EE380 Assignment 1 Solution

  1. For this question, check all that apply. Which of the following statements is/are true?
    Allowing a few simultaneous writers to a bus is easy
    DRAM usually takes less power per bit held than SRAM
    A multiplexor can be built using a decoder and tri-state drivers
    The MFC signal indicates no space is left in main memory (memory full capacity)
    no, it says a pending memory fetch has completed
    Zin only makes sense in a state where the ALU is doing something (e.g., ALUadd)
  2. Given this processor hardware design, add control states to the following to implement an XOR-with-immediate instruction (as decoded by the when below), such that xori $rt,$rs,immed yields rt=(rs^immed). This is actually a MIPS instruction, as we'll discuss later. Hint: it's a lot like the addi given to you, isn't it? You should add initial values and test your design using the simulator before submitting it here.
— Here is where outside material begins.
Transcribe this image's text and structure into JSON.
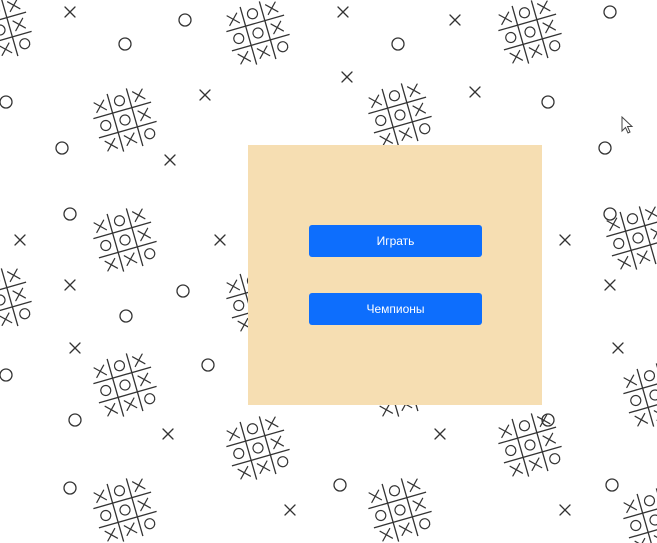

    You can test your code with:

    MEM[0]={xori}+rs(9)+rt(10)+immed(13)
    MEM[4]=0
    $9=39
    

    Register $10 should end-up holding the value 0x0000002a (42 in decimal).

  3. Given this processor hardware design, add control states to the following to implement a "one" instruction (as decoded by the when below), such that one immed($rs) places the value 1 in memory, i.e., mem[rs+immed]=1;. You should add initial values and test your design using the simulator before submitting it here.

    You can test your code with:

    MEM[0]=op(2)+rs(1)+immed(40)
    MEM[4]=0
    MEM[44]=42
    $1=4
    

    Memory MEM[44] should end-up holding the value 0x00000001.

  4. What high-level languages call goto is usually called a jump instruction in assembly language -- and simply places a constant address value into the PC. The catch is that you can't have a 6-bit opcode and a 32-bit (immediate) memory address fit in one 32-bit instruction. A typical way to handle this is to implement a branch instruction, which encodes the offset from the current PC value to target address. Since our PC has already been incremented to point at the next address, the offset is actually computed from the updated PC value, not from the address of the branch. There's also one more tweak: since we always go to a memory location that's a multiple of 4 (because each instruction is 4 bytes long), we don't need to store the bottom two bits -- they are always 0. Thus, a br instruction at memory location 0x00000000 would jump to 0x00000010 (16) by encoding an offset of (16-(0+4))/4 = 3, in other words, the 16-bit value 0x0003. There is an IRoffsetout operation that will extract that value and put it times 4 on the bus. All you need to do is extract the offset and add it to the PC. Add states to the following to implement this br instruction.

    You can test your code with:

    MEM[0]=0x10000000+immed(3)
    MEM[4]=0
    MEM[16]=0
    

    The simulator should stop after failing to decode the instruction fetched from MEM[16], at which time the PC should hold 20, which is 0x00000014.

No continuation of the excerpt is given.